Passei os últimos meses elaborando um PowerPoint para uma apresentação que fui convidado a fazer em uma conferência de serviço social em julho, em Chicago. O coordenador da conferência leu um publicar eu escrevi em suicídio há quase 15 anos e me perguntou se eu poderia adaptá-lo para uma apresentação de 90 minutos. Fiquei lisonjeado e animado e disse sim sem pensar muito bem.
Não foi tanto a pesquisa, o delineamento e, finalmente, o desenvolvimento dos 135 slides, embora isso tenha demorado o que pareceram incontáveis horas. O que está me afetando é o pensamento do falar em público. Já fiz leituras de meus próprios escritos publicados antes, mas isso é diferente. O fórum é uma conferência profissional e o público será composto por outros médicos: assistentes sociais e psicólogos, talvez enfermeiros e/ou profissionais de enfermagem, talvez até um ou dois psiquiatras desgarrados.
Um estudo de 2024 identifica um dos meus maiores medos: olhar para o público no meio da apresentação e interpretar as expressões em seus rostos como descomprometimento ou negatividade. Eu imagino meu ansiedade disparando à medida que percebo a reação do público como meu fracasso e a ansiedade dificultando a continuação.
É de certa forma reconfortante saber que, segundo outro estudar, mais de três em cada quatro pessoas temem falar em público. Não é reconfortante saber que, segundo o mesmo estudo, “medo de falar em público geralmente é diagnosticado como ansiedade social transtorno (TAS), tipo não generalizado.” Pelo que eu sei, nunca cheguei perto de ter transtorno de ansiedade social. Deixe-me cair em uma sala cheia de pessoas que não conheço e posso não me sentir muito confortável, mas posso me virar sozinho. Eu sou um introverter mais em casa, em pequenos grupos, mas se precisar bater um papo com pessoas que são estranhas para mim, posso. Mas quando me imagino diante de uma sala cheia de colegas de profissão que imagino examinando cada palavra que digo, temo que minha ansiedade fique fora de controle. Como relata o Centro Nacional de Ansiedade Social: “O medo subjacente é o julgamento ou avaliação negativa por parte dos outros”.
Assisti a algumas palestras do TED sobre como falar em público e o consenso era que a melhor maneira de manter a audiência atenção era justapor a experiência pessoal com pesquisas/fatos. O título da minha apresentação é “Considerando o suicídio: não há como entender a menos que você já tenha estado lá – percepções críticas e orientação clínica para médicos.” Então foi assim que estruturei minha apresentação.
Em uma postagem do Psychology Today, Suzanne Degges-White, Ph.D., escreve: “Se você está sentindo muita ansiedade ao falar para um grupo – e seu maior medo é ser rejeitado ou desprezado, seus comportamentos relacionados ao medo aumentarão a probabilidade de que essas coisas realmente ocorram.” Não era isso que eu particularmente queria ouvir. Mas Degges-White sugere uma solução: “O truque é “inocular-se” contra um “pior cenário” que aconteça, estando preparado para enfrentar ou combater o evento.
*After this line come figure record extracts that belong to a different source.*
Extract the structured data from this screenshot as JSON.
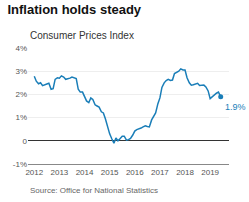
{
  "chart_data": {
    "type": "line",
    "title": "Inflation holds steady",
    "subtitle": "Consumer Prices Index",
    "source": "Source: Office for National Statistics",
    "annotation": "1.9%",
    "color": "#1a7eb8",
    "x": [
      2012.0,
      2012.08,
      2012.17,
      2012.25,
      2012.33,
      2012.42,
      2012.5,
      2012.58,
      2012.67,
      2012.75,
      2012.83,
      2012.92,
      2013.0,
      2013.08,
      2013.17,
      2013.25,
      2013.33,
      2013.42,
      2013.5,
      2013.58,
      2013.67,
      2013.75,
      2013.83,
      2013.92,
      2014.0,
      2014.08,
      2014.17,
      2014.25,
      2014.33,
      2014.42,
      2014.5,
      2014.58,
      2014.67,
      2014.75,
      2014.83,
      2014.92,
      2015.0,
      2015.08,
      2015.17,
      2015.25,
      2015.33,
      2015.42,
      2015.5,
      2015.58,
      2015.67,
      2015.75,
      2015.83,
      2015.92,
      2016.0,
      2016.08,
      2016.17,
      2016.25,
      2016.33,
      2016.42,
      2016.5,
      2016.58,
      2016.67,
      2016.75,
      2016.83,
      2016.92,
      2017.0,
      2017.08,
      2017.17,
      2017.25,
      2017.33,
      2017.42,
      2017.5,
      2017.58,
      2017.67,
      2017.75,
      2017.83,
      2017.92,
      2018.0,
      2018.08,
      2018.17,
      2018.25,
      2018.33,
      2018.42,
      2018.5,
      2018.58,
      2018.67,
      2018.75,
      2018.83,
      2018.92,
      2019.0,
      2019.08,
      2019.17,
      2019.25,
      2019.33,
      2019.42
    ],
    "values": [
      2.78,
      2.57,
      2.46,
      2.5,
      2.38,
      2.4,
      2.45,
      2.48,
      2.22,
      2.25,
      2.65,
      2.72,
      2.7,
      2.8,
      2.75,
      2.65,
      2.67,
      2.7,
      2.75,
      2.72,
      2.68,
      2.22,
      2.1,
      2.1,
      1.88,
      1.72,
      1.65,
      1.85,
      1.78,
      1.55,
      1.5,
      1.45,
      1.25,
      1.2,
      0.95,
      0.55,
      0.3,
      0.1,
      -0.1,
      0.12,
      0.0,
      0.1,
      0.2,
      0.2,
      0.03,
      0.05,
      0.1,
      0.25,
      0.42,
      0.48,
      0.5,
      0.55,
      0.6,
      0.65,
      0.62,
      0.6,
      0.9,
      1.05,
      1.2,
      1.6,
      1.85,
      2.3,
      2.5,
      2.6,
      2.65,
      2.6,
      2.62,
      2.9,
      2.95,
      3.0,
      3.1,
      3.05,
      3.05,
      2.72,
      2.5,
      2.4,
      2.42,
      2.45,
      2.48,
      2.38,
      2.4,
      2.4,
      2.32,
      2.15,
      1.82,
      1.9,
      2.0,
      2.05,
      2.1,
      1.9
    ],
    "xlim": [
      2011.75,
      2019.75
    ],
    "xticks": [
      2012,
      2013,
      2014,
      2015,
      2016,
      2017,
      2018,
      2019
    ],
    "ylim": [
      -1,
      4
    ],
    "yticks": [
      {
        "value": -1,
        "label": "-1%"
      },
      0,
      {
        "value": 1,
        "label": "1%"
      },
      {
        "value": 2,
        "label": "2%"
      },
      {
        "value": 3,
        "label": "3%"
      },
      {
        "value": 4,
        "label": "4%"
      }
    ],
    "grid": true
  }
}
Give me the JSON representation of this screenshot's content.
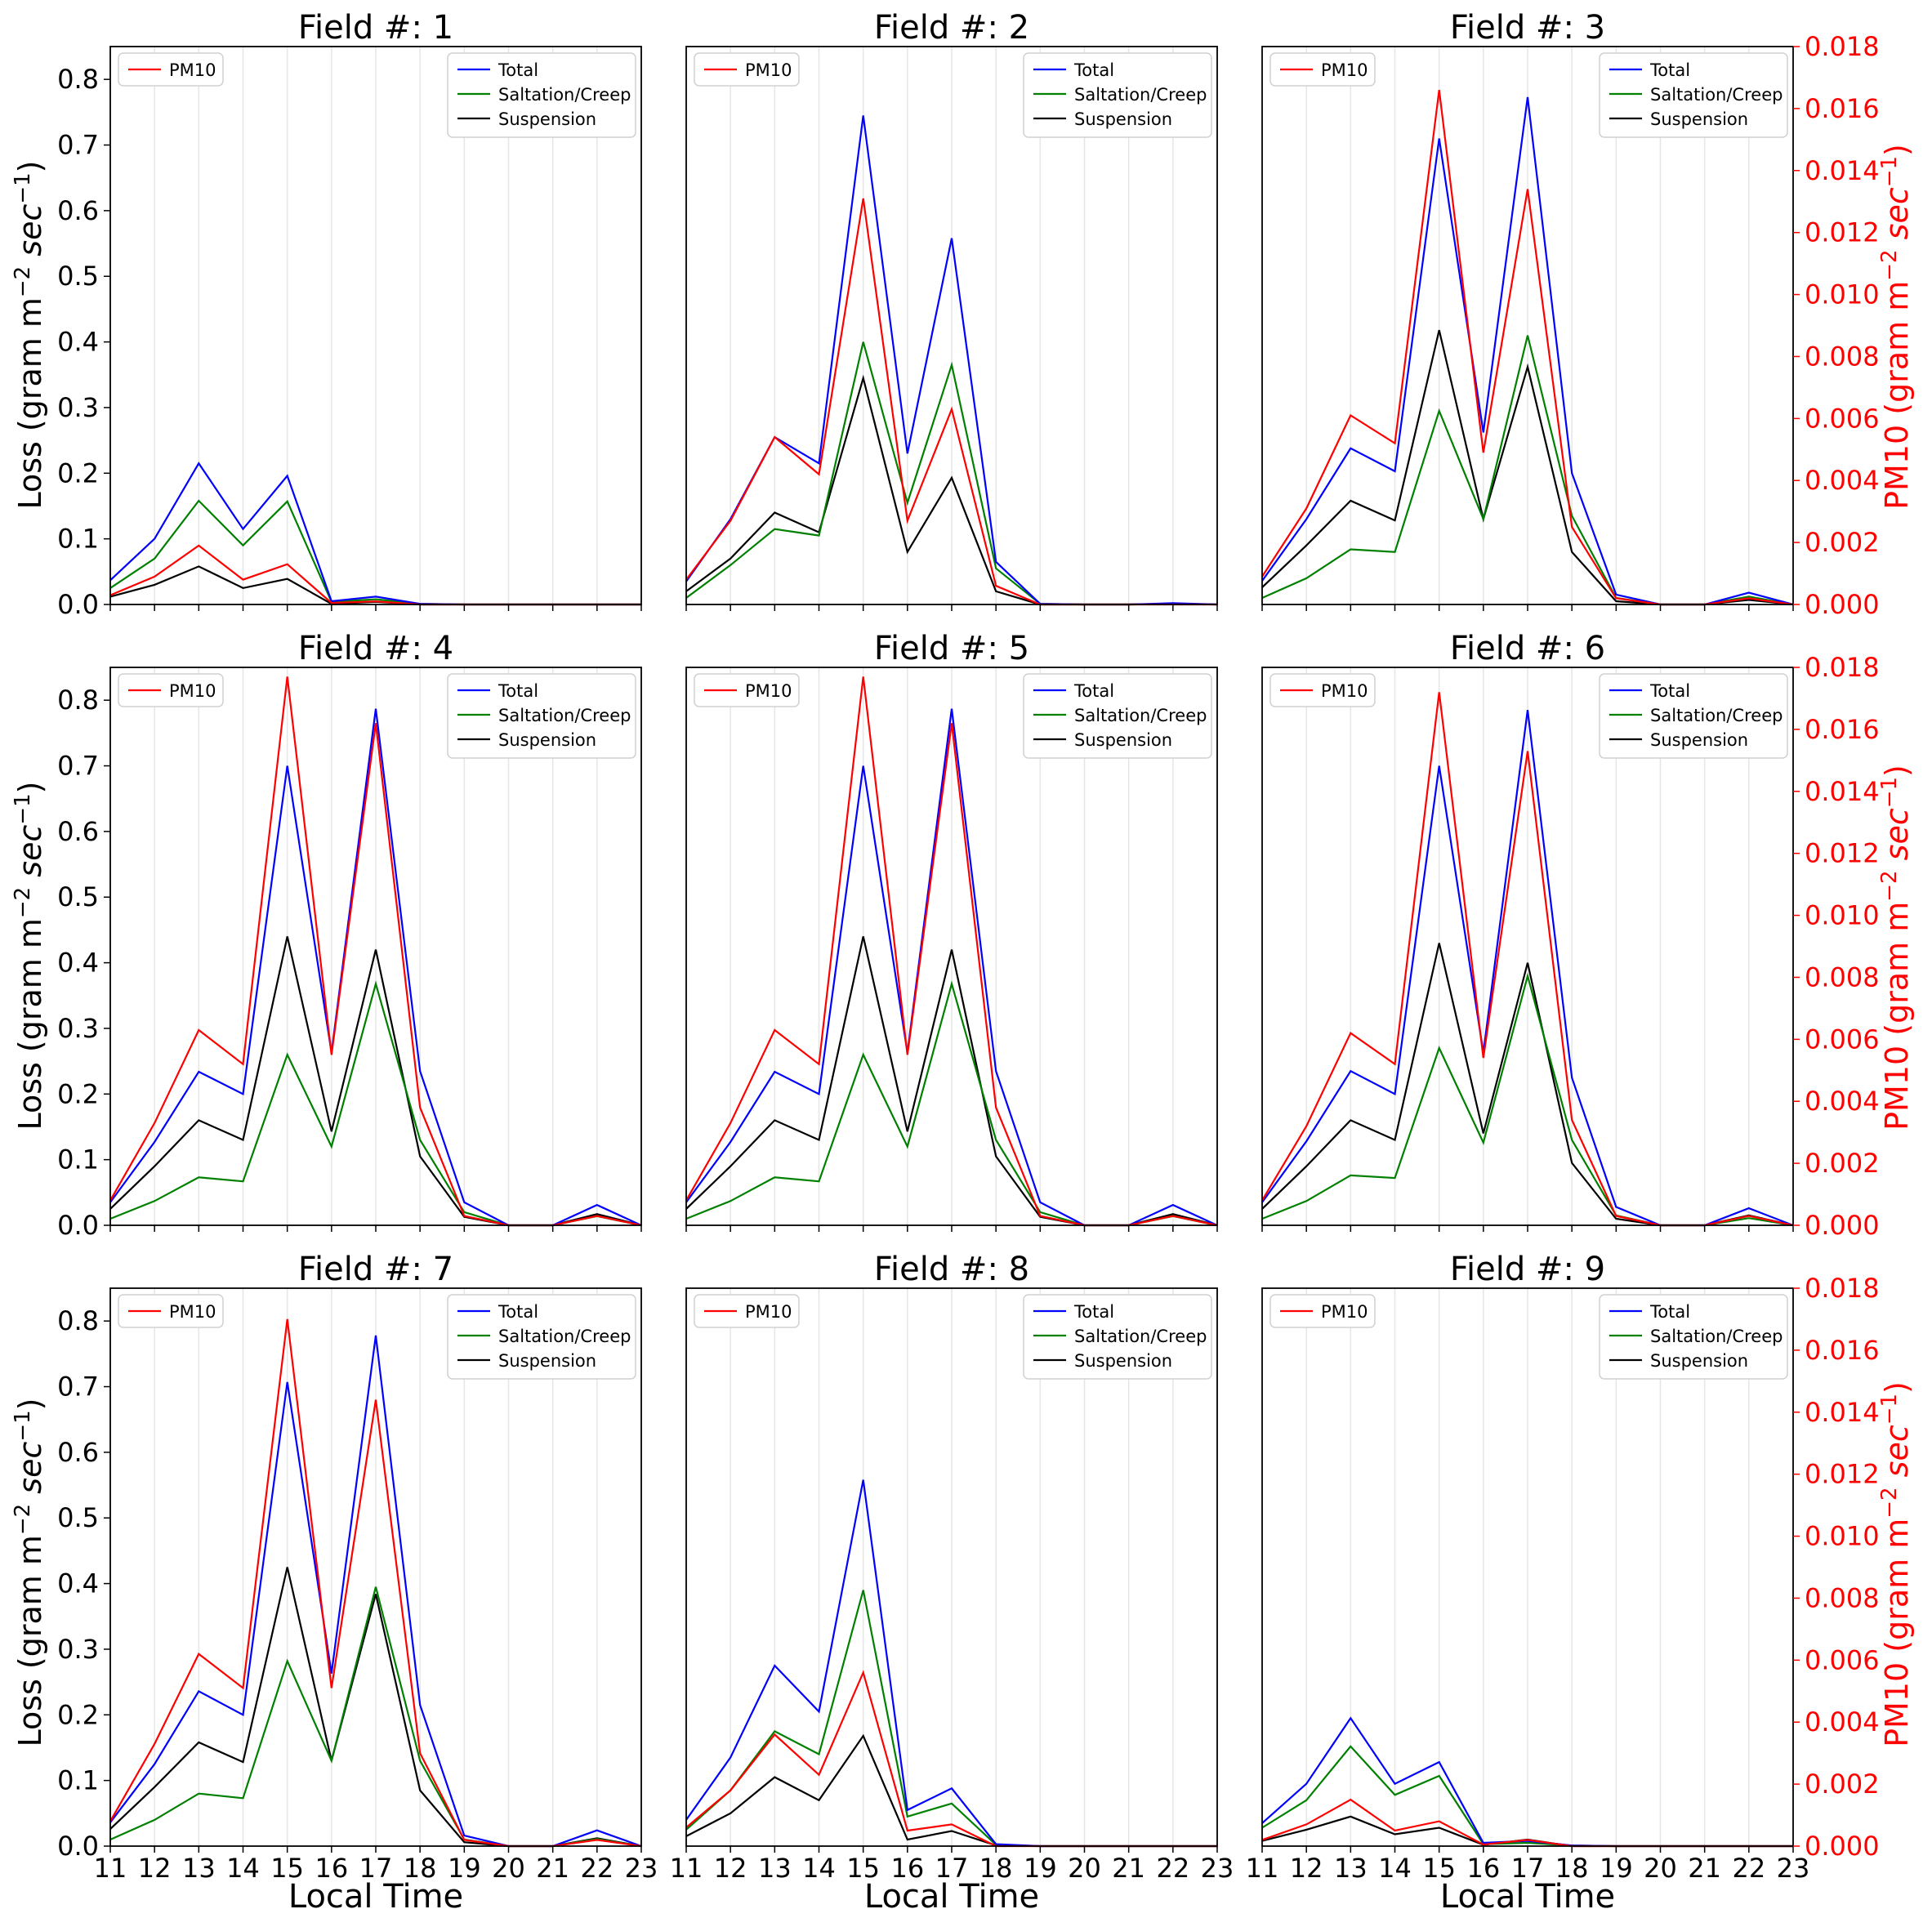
{
  "figure": {
    "left_axis_label": "Loss (gram m",
    "right_axis_label": "PM10 (gram m",
    "unit_exp1": "−2",
    "unit_mid": " sec",
    "unit_exp2": "−1",
    "unit_close": ")",
    "x_axis_label": "Local Time",
    "title_prefix": "Field #: "
  },
  "colors": {
    "total": "#0000ff",
    "saltation": "#008000",
    "suspension": "#000000",
    "pm10": "#ff0000",
    "right_axis": "#ff0000",
    "grid": "#e6e6e6"
  },
  "legend": {
    "pm10": "PM10",
    "total": "Total",
    "saltation": "Saltation/Creep",
    "suspension": "Suspension"
  },
  "chart_data": [
    {
      "type": "line",
      "field": "1",
      "title": "Field #: 1",
      "x": [
        11,
        12,
        13,
        14,
        15,
        16,
        17,
        18,
        19,
        20,
        21,
        22,
        23
      ],
      "xlabel": "Local Time",
      "ylabel": "Loss (gram m^-2 sec^-1)",
      "y2label": "PM10 (gram m^-2 sec^-1)",
      "ylim": [
        0,
        0.85
      ],
      "y2lim": [
        0,
        0.018
      ],
      "grid": "vertical",
      "series": [
        {
          "name": "Total",
          "axis": "left",
          "values": [
            0.037,
            0.1,
            0.215,
            0.115,
            0.196,
            0.005,
            0.012,
            0.001,
            0,
            0,
            0,
            0,
            0
          ]
        },
        {
          "name": "Saltation/Creep",
          "axis": "left",
          "values": [
            0.025,
            0.07,
            0.158,
            0.09,
            0.157,
            0.004,
            0.008,
            0.001,
            0,
            0,
            0,
            0,
            0
          ]
        },
        {
          "name": "Suspension",
          "axis": "left",
          "values": [
            0.012,
            0.03,
            0.058,
            0.025,
            0.039,
            0.001,
            0.004,
            0,
            0,
            0,
            0,
            0,
            0
          ]
        },
        {
          "name": "PM10",
          "axis": "right",
          "values": [
            0.0003,
            0.0009,
            0.0019,
            0.0008,
            0.0013,
            5e-05,
            0.0001,
            0,
            0,
            0,
            0,
            0,
            0
          ]
        }
      ]
    },
    {
      "type": "line",
      "field": "2",
      "title": "Field #: 2",
      "x": [
        11,
        12,
        13,
        14,
        15,
        16,
        17,
        18,
        19,
        20,
        21,
        22,
        23
      ],
      "xlabel": "Local Time",
      "ylabel": "Loss (gram m^-2 sec^-1)",
      "y2label": "PM10 (gram m^-2 sec^-1)",
      "ylim": [
        0,
        0.85
      ],
      "y2lim": [
        0,
        0.018
      ],
      "grid": "vertical",
      "series": [
        {
          "name": "Total",
          "axis": "left",
          "values": [
            0.035,
            0.13,
            0.255,
            0.215,
            0.745,
            0.23,
            0.558,
            0.065,
            0.001,
            0,
            0,
            0.002,
            0
          ]
        },
        {
          "name": "Saltation/Creep",
          "axis": "left",
          "values": [
            0.01,
            0.06,
            0.115,
            0.105,
            0.4,
            0.155,
            0.365,
            0.055,
            0.001,
            0,
            0,
            0.001,
            0
          ]
        },
        {
          "name": "Suspension",
          "axis": "left",
          "values": [
            0.02,
            0.07,
            0.14,
            0.11,
            0.345,
            0.08,
            0.193,
            0.02,
            0,
            0,
            0,
            0.001,
            0
          ]
        },
        {
          "name": "PM10",
          "axis": "right",
          "values": [
            0.0008,
            0.0027,
            0.0054,
            0.0042,
            0.0131,
            0.0027,
            0.0063,
            0.0006,
            0,
            0,
            0,
            0,
            0
          ]
        }
      ]
    },
    {
      "type": "line",
      "field": "3",
      "title": "Field #: 3",
      "x": [
        11,
        12,
        13,
        14,
        15,
        16,
        17,
        18,
        19,
        20,
        21,
        22,
        23
      ],
      "xlabel": "Local Time",
      "ylabel": "Loss (gram m^-2 sec^-1)",
      "y2label": "PM10 (gram m^-2 sec^-1)",
      "ylim": [
        0,
        0.85
      ],
      "y2lim": [
        0,
        0.018
      ],
      "grid": "vertical",
      "series": [
        {
          "name": "Total",
          "axis": "left",
          "values": [
            0.036,
            0.13,
            0.238,
            0.203,
            0.71,
            0.262,
            0.773,
            0.2,
            0.015,
            0,
            0,
            0.018,
            0
          ]
        },
        {
          "name": "Saltation/Creep",
          "axis": "left",
          "values": [
            0.01,
            0.04,
            0.084,
            0.08,
            0.295,
            0.13,
            0.41,
            0.135,
            0.01,
            0,
            0,
            0.012,
            0
          ]
        },
        {
          "name": "Suspension",
          "axis": "left",
          "values": [
            0.026,
            0.09,
            0.158,
            0.128,
            0.418,
            0.13,
            0.362,
            0.08,
            0.005,
            0,
            0,
            0.007,
            0
          ]
        },
        {
          "name": "PM10",
          "axis": "right",
          "values": [
            0.0009,
            0.0031,
            0.0061,
            0.0052,
            0.0166,
            0.0049,
            0.0134,
            0.0025,
            0.0002,
            0,
            0,
            0.0002,
            0
          ]
        }
      ]
    },
    {
      "type": "line",
      "field": "4",
      "title": "Field #: 4",
      "x": [
        11,
        12,
        13,
        14,
        15,
        16,
        17,
        18,
        19,
        20,
        21,
        22,
        23
      ],
      "xlabel": "Local Time",
      "ylabel": "Loss (gram m^-2 sec^-1)",
      "y2label": "PM10 (gram m^-2 sec^-1)",
      "ylim": [
        0,
        0.85
      ],
      "y2lim": [
        0,
        0.018
      ],
      "grid": "vertical",
      "series": [
        {
          "name": "Total",
          "axis": "left",
          "values": [
            0.035,
            0.127,
            0.234,
            0.2,
            0.7,
            0.263,
            0.787,
            0.235,
            0.035,
            0,
            0,
            0.031,
            0
          ]
        },
        {
          "name": "Saltation/Creep",
          "axis": "left",
          "values": [
            0.01,
            0.037,
            0.073,
            0.067,
            0.26,
            0.12,
            0.368,
            0.13,
            0.02,
            0,
            0,
            0.014,
            0
          ]
        },
        {
          "name": "Suspension",
          "axis": "left",
          "values": [
            0.025,
            0.09,
            0.16,
            0.13,
            0.44,
            0.143,
            0.42,
            0.105,
            0.013,
            0,
            0,
            0.017,
            0
          ]
        },
        {
          "name": "PM10",
          "axis": "right",
          "values": [
            0.0008,
            0.0033,
            0.0063,
            0.0052,
            0.0177,
            0.0055,
            0.0162,
            0.0038,
            0.0003,
            0,
            0,
            0.0003,
            0
          ]
        }
      ]
    },
    {
      "type": "line",
      "field": "5",
      "title": "Field #: 5",
      "x": [
        11,
        12,
        13,
        14,
        15,
        16,
        17,
        18,
        19,
        20,
        21,
        22,
        23
      ],
      "xlabel": "Local Time",
      "ylabel": "Loss (gram m^-2 sec^-1)",
      "y2label": "PM10 (gram m^-2 sec^-1)",
      "ylim": [
        0,
        0.85
      ],
      "y2lim": [
        0,
        0.018
      ],
      "grid": "vertical",
      "series": [
        {
          "name": "Total",
          "axis": "left",
          "values": [
            0.035,
            0.127,
            0.234,
            0.2,
            0.7,
            0.263,
            0.787,
            0.235,
            0.035,
            0,
            0,
            0.031,
            0
          ]
        },
        {
          "name": "Saltation/Creep",
          "axis": "left",
          "values": [
            0.01,
            0.037,
            0.073,
            0.067,
            0.26,
            0.12,
            0.368,
            0.13,
            0.02,
            0,
            0,
            0.014,
            0
          ]
        },
        {
          "name": "Suspension",
          "axis": "left",
          "values": [
            0.025,
            0.09,
            0.16,
            0.13,
            0.44,
            0.143,
            0.42,
            0.105,
            0.013,
            0,
            0,
            0.017,
            0
          ]
        },
        {
          "name": "PM10",
          "axis": "right",
          "values": [
            0.0008,
            0.0033,
            0.0063,
            0.0052,
            0.0177,
            0.0055,
            0.0162,
            0.0038,
            0.0003,
            0,
            0,
            0.0003,
            0
          ]
        }
      ]
    },
    {
      "type": "line",
      "field": "6",
      "title": "Field #: 6",
      "x": [
        11,
        12,
        13,
        14,
        15,
        16,
        17,
        18,
        19,
        20,
        21,
        22,
        23
      ],
      "xlabel": "Local Time",
      "ylabel": "Loss (gram m^-2 sec^-1)",
      "y2label": "PM10 (gram m^-2 sec^-1)",
      "ylim": [
        0,
        0.85
      ],
      "y2lim": [
        0,
        0.018
      ],
      "grid": "vertical",
      "series": [
        {
          "name": "Total",
          "axis": "left",
          "values": [
            0.035,
            0.128,
            0.235,
            0.2,
            0.7,
            0.263,
            0.785,
            0.225,
            0.028,
            0,
            0,
            0.026,
            0
          ]
        },
        {
          "name": "Saltation/Creep",
          "axis": "left",
          "values": [
            0.01,
            0.037,
            0.076,
            0.072,
            0.27,
            0.126,
            0.38,
            0.13,
            0.015,
            0,
            0,
            0.011,
            0
          ]
        },
        {
          "name": "Suspension",
          "axis": "left",
          "values": [
            0.025,
            0.09,
            0.16,
            0.13,
            0.43,
            0.14,
            0.4,
            0.095,
            0.01,
            0,
            0,
            0.015,
            0
          ]
        },
        {
          "name": "PM10",
          "axis": "right",
          "values": [
            0.0008,
            0.0032,
            0.0062,
            0.0052,
            0.0172,
            0.0054,
            0.0153,
            0.0034,
            0.0003,
            0,
            0,
            0.0003,
            0
          ]
        }
      ]
    },
    {
      "type": "line",
      "field": "7",
      "title": "Field #: 7",
      "x": [
        11,
        12,
        13,
        14,
        15,
        16,
        17,
        18,
        19,
        20,
        21,
        22,
        23
      ],
      "xlabel": "Local Time",
      "ylabel": "Loss (gram m^-2 sec^-1)",
      "y2label": "PM10 (gram m^-2 sec^-1)",
      "ylim": [
        0,
        0.85
      ],
      "y2lim": [
        0,
        0.018
      ],
      "grid": "vertical",
      "series": [
        {
          "name": "Total",
          "axis": "left",
          "values": [
            0.036,
            0.125,
            0.236,
            0.2,
            0.707,
            0.263,
            0.778,
            0.215,
            0.016,
            0,
            0,
            0.024,
            0
          ]
        },
        {
          "name": "Saltation/Creep",
          "axis": "left",
          "values": [
            0.01,
            0.04,
            0.08,
            0.073,
            0.282,
            0.13,
            0.395,
            0.13,
            0.01,
            0,
            0,
            0.011,
            0
          ]
        },
        {
          "name": "Suspension",
          "axis": "left",
          "values": [
            0.026,
            0.09,
            0.158,
            0.128,
            0.425,
            0.13,
            0.384,
            0.085,
            0.006,
            0,
            0,
            0.012,
            0
          ]
        },
        {
          "name": "PM10",
          "axis": "right",
          "values": [
            0.0008,
            0.0033,
            0.0062,
            0.0051,
            0.017,
            0.0051,
            0.0144,
            0.003,
            0.0002,
            0,
            0,
            0.0002,
            0
          ]
        }
      ]
    },
    {
      "type": "line",
      "field": "8",
      "title": "Field #: 8",
      "x": [
        11,
        12,
        13,
        14,
        15,
        16,
        17,
        18,
        19,
        20,
        21,
        22,
        23
      ],
      "xlabel": "Local Time",
      "ylabel": "Loss (gram m^-2 sec^-1)",
      "y2label": "PM10 (gram m^-2 sec^-1)",
      "ylim": [
        0,
        0.85
      ],
      "y2lim": [
        0,
        0.018
      ],
      "grid": "vertical",
      "series": [
        {
          "name": "Total",
          "axis": "left",
          "values": [
            0.04,
            0.135,
            0.275,
            0.205,
            0.558,
            0.055,
            0.088,
            0.003,
            0,
            0,
            0,
            0,
            0
          ]
        },
        {
          "name": "Saltation/Creep",
          "axis": "left",
          "values": [
            0.025,
            0.085,
            0.175,
            0.14,
            0.39,
            0.045,
            0.065,
            0.002,
            0,
            0,
            0,
            0,
            0
          ]
        },
        {
          "name": "Suspension",
          "axis": "left",
          "values": [
            0.015,
            0.05,
            0.105,
            0.07,
            0.168,
            0.01,
            0.023,
            0.001,
            0,
            0,
            0,
            0,
            0
          ]
        },
        {
          "name": "PM10",
          "axis": "right",
          "values": [
            0.0006,
            0.0018,
            0.0036,
            0.0023,
            0.0056,
            0.0005,
            0.0007,
            0,
            0,
            0,
            0,
            0,
            0
          ]
        }
      ]
    },
    {
      "type": "line",
      "field": "9",
      "title": "Field #: 9",
      "x": [
        11,
        12,
        13,
        14,
        15,
        16,
        17,
        18,
        19,
        20,
        21,
        22,
        23
      ],
      "xlabel": "Local Time",
      "ylabel": "Loss (gram m^-2 sec^-1)",
      "y2label": "PM10 (gram m^-2 sec^-1)",
      "ylim": [
        0,
        0.85
      ],
      "y2lim": [
        0,
        0.018
      ],
      "grid": "vertical",
      "series": [
        {
          "name": "Total",
          "axis": "left",
          "values": [
            0.035,
            0.095,
            0.195,
            0.095,
            0.128,
            0.005,
            0.008,
            0.001,
            0,
            0,
            0,
            0,
            0
          ]
        },
        {
          "name": "Saltation/Creep",
          "axis": "left",
          "values": [
            0.028,
            0.07,
            0.152,
            0.078,
            0.107,
            0.003,
            0.005,
            0.001,
            0,
            0,
            0,
            0,
            0
          ]
        },
        {
          "name": "Suspension",
          "axis": "left",
          "values": [
            0.008,
            0.025,
            0.045,
            0.018,
            0.028,
            0.002,
            0.01,
            0,
            0,
            0,
            0,
            0,
            0
          ]
        },
        {
          "name": "PM10",
          "axis": "right",
          "values": [
            0.0002,
            0.0007,
            0.0015,
            0.0005,
            0.0008,
            5e-05,
            0.0002,
            0,
            0,
            0,
            0,
            0,
            0
          ]
        }
      ]
    }
  ]
}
Depois de imaginar o pior cenário, percorrer mentalmente sua “melhor resposta possível” ou coletar informações que neguem ou minimizem as possíveis consequências se o pior cenário se tornar realidade, ela observa, “parece que o efeito real do medo é minimizado consideravelmente”.
Com certeza trabalharei nessa técnica enquanto pratico as apresentações nas duas semanas restantes antes do grande dia.